What impact could the continuous growth of the population have on provisioning and non-performing loans (NPLs)? How can such risks be mitigated?

AL KUWARI: Qatari banks have a generally conservative approach to lending. This engenders a strong risk governance mentality, generates a clear definition of risk appetite, and promotes prudent risk management at consolidated and local levels. The overall risk management and credit process will continue to evolve as highlighted by the recent creation of the credit bureau and its introduction of a scorecard concept to facilitate and provide sophisticated customer data. Thus, we expect NPLs to continue to remain low in 2015-16.

What opportunities exist for local banks to take part in the government’s drive to enhance small and medium-sized enterprises (SMEs)?

AL KUWARI: The growth of the private sector and the nurturing of SMEs are both key pillars of Qatar National Vision 2030. This requires a shift from the public to the private sector, which is progressively taking place. The government consequently acts as an incubator to nurture the growth of this segment. The vision also aims to transform the State of Qatar into a service and knowledge-based economy, further promoting growth in sectors such as education, health care and trade.

The SME sector is a key growth driver for the Qatari corporate banking sector, and Qatari banks will continue to assist and promote SMEs to enhance their businesses’ competitiveness and sustainability.

Given the saturation in the local retail banking industry, what potential exists for sector players to look abroad to increase their customer base?
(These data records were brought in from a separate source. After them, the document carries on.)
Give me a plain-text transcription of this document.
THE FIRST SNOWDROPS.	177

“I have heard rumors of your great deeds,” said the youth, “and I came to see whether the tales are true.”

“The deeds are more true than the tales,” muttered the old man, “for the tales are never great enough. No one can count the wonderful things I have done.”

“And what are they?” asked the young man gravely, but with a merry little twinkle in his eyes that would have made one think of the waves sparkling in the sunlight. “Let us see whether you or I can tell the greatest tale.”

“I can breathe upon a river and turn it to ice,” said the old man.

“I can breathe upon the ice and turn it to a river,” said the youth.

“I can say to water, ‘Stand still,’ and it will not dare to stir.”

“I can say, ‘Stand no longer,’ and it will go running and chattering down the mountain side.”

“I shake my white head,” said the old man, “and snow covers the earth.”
AL KUWARI: The local retail banking industry witnessed further sophistication in recent years, which resulted in innovative and attractive offers including mobile banking, card offerings, loyalty programmes and bancassurance products. Realising that different customer segments have different needs, Qatari banks developed dedicated offerings for these segments and also created sub-segments to better cater to specific customer requirements, such as those of women, students and expats. Qatar’s retail banking offerings are strong enough to be customised to other markets.
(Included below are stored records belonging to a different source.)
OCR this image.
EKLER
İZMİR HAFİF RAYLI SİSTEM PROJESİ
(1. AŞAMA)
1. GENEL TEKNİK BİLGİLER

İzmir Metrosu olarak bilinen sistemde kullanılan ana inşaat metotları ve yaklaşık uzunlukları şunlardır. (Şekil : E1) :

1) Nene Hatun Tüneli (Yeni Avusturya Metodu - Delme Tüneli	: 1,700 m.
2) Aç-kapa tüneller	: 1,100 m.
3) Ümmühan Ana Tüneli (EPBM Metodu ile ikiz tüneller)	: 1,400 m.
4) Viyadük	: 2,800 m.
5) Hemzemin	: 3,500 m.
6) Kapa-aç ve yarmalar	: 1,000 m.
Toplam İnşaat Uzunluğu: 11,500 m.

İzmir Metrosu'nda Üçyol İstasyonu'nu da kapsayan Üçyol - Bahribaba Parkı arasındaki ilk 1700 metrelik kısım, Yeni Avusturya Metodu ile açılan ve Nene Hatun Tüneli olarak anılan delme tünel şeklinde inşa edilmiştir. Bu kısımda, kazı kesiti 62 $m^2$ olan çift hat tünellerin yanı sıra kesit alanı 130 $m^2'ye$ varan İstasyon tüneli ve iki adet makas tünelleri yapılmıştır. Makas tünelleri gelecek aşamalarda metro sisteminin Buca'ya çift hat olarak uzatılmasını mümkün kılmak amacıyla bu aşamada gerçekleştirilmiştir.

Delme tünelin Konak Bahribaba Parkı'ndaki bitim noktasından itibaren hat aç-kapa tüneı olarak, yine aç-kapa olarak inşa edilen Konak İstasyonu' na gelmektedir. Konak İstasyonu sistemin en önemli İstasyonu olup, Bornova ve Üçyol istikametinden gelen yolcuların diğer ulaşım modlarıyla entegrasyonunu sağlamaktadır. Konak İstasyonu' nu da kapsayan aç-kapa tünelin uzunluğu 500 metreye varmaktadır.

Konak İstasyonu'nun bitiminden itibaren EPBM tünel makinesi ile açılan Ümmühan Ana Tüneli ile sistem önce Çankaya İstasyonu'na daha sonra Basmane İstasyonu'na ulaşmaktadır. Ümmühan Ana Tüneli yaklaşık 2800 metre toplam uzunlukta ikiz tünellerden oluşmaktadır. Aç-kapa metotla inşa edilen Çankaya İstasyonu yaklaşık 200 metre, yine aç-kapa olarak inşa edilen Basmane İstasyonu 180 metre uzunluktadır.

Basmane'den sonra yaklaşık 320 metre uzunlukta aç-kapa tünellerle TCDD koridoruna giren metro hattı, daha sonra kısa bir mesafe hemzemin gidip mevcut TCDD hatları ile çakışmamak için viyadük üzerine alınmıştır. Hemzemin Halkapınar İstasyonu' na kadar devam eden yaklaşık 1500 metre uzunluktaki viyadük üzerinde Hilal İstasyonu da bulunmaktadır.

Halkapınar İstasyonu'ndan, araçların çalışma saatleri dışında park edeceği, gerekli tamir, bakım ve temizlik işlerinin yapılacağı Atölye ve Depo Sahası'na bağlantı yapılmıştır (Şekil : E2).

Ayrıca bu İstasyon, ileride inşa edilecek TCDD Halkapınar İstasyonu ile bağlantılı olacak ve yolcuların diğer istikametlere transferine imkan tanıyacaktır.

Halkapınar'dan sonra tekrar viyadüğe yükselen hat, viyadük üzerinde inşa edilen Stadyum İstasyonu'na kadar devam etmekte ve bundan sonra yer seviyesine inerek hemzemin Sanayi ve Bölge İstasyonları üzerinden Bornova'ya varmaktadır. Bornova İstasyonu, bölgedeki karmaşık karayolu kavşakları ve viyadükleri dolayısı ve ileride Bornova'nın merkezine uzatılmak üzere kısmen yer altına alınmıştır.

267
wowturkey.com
New potential markets would be considered from the following perspectives: the macroeconomic outlook; banking sector penetration and growth potential ( competitive attractiveness); and regulatory requirements for market entry. QNB Group, for instance, continues to witness robust expansion in several markets.

As an innovative international financial institution that operates in more than 26 countries and across three continents, QNB has a vision to become an icon in the Middle East and Africa by 2017. In line with this vision, QNB Group acquired a 19.4% stake in Ecobank Transnational, a leading pan-African bank that has a presence in 36 countries across the African continent. This strategic partnership is another fundamental step in QNB’s international expansion plans.

Importantly, this expanding global presence is supported by a strong financial performance and an impressive brand equity that has seen QNB become the most valuable banking brand in the Middle East and Africa in 2015, with a global ranking of 79th and a brand value of $2.6bn, according to Brand Finance magazine.